JC - O governo atual tem levantado o debate sobre um conflito entre responsabilidade fiscal e responsabilidade social…
Ricupero - Acho esse um falso dilema. Se, para atender as demandas sociais, você sacrificar o orçamento, em pouco tempo, terá uma crise econômica, um buraco enorme de gastos. Com isso, precisará imprimir dinheiro, o que criará inflação de novo. Com a inflação, quem mais sofre são os pobres, porque eles dependem de salário fixo. Quem depende de renda pode se defender da inflação, aplicando no overnight ou, até mesmo, mandado dinheiro para fora do Brasil. Agora, quem depende de salário no fim do mês não tem essa defesa. É, portanto, um erro a ideia de que se você aumentar as despesas sociais, vai resolver os problemas das pessoas, mesmo que não se tenha arrecadação.
JC - Em um capítulo de livro de memórias, o senhor utiliza a expressão "algodão entre cristais" para exemplificar o papel que tinha ao gerenciar a tensão entre Itamar e a equipe econômica. A sua carreira na diplomacia ajudou nessa função?
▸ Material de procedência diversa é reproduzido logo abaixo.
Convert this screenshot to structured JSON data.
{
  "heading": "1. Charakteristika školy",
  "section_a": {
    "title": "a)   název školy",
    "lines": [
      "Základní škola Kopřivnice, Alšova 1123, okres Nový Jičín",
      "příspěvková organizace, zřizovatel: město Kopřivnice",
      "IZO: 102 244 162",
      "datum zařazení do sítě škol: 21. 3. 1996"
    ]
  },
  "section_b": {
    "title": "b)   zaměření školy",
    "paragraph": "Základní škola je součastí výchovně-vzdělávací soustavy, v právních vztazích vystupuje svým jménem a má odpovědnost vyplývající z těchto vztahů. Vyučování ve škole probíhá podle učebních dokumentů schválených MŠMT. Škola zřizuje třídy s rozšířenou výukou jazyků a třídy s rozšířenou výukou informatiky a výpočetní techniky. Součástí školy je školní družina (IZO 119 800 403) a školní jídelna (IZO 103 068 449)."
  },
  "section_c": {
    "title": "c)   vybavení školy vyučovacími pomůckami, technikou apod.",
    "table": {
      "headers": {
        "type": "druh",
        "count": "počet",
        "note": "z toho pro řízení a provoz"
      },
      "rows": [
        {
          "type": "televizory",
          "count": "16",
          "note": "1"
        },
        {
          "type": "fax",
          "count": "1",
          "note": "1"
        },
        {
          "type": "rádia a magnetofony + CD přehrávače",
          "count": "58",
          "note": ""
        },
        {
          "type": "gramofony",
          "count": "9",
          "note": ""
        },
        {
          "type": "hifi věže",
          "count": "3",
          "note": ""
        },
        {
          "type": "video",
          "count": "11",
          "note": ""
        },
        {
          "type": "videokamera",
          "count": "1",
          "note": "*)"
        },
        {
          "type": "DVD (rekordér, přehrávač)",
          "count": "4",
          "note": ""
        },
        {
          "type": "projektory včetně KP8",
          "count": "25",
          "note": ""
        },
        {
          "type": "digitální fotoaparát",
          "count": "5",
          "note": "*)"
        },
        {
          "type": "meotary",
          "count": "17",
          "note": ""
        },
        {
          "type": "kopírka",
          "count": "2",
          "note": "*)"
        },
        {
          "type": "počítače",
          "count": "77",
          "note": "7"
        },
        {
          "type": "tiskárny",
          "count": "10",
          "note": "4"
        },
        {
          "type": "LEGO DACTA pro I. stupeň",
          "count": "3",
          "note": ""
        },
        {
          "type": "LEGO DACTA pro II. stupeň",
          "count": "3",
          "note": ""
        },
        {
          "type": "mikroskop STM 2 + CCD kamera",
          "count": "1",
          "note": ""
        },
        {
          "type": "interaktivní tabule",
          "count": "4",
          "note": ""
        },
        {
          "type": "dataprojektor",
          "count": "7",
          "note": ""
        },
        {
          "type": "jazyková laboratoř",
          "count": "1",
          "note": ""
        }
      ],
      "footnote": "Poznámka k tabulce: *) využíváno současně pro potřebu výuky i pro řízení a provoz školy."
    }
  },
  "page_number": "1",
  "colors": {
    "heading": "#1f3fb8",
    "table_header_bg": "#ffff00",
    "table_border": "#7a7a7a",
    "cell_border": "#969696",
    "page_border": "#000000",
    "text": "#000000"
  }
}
Ricupero - Você percebeu bem, porque, embora em teoria o fato de eu ser diplomata não me qualificasse para a área da Fazenda, o que acabou acontecendo foi que eu tive que exercer essas qualidades diplomáticas. O presidente, quando tinha esses impulsos que contei, eu lhe dizia para trazer alguém da equipe para explicar a ele melhor algum ponto, já que eles eram os economistas. Mas ele respondia negativamente. Dizia: "eu só falo com o senhor, o senhor é meu ministro". Por outro lado, a equipe também se sentia um pouco insegura, porque eles tinham ido para Brasília atendendo a convite do Fernando Henrique e ele saiu para concorrer à presidência. Quando entrei, eles até me conheciam do passado, mas não estavam tão acostumados comigo. Então havia um pouco de receio da parte deles de como eu iria me comportar. Às vezes, diziam que se houvesse alguma interferência política, iriam embora. Então eu tinha que amortecer, porque se fosse muito duro, muito inábil, teria ou brigado com o Itamar ou com a equipe. Eu tratava bem tanto um lado quanto o outro.
JC - Há um paradoxo, o senhor se destacou como o porta-voz do Real e acabou saindo por um ato falho na comunicação, no episódio da parabólica. Que lições tirou disso?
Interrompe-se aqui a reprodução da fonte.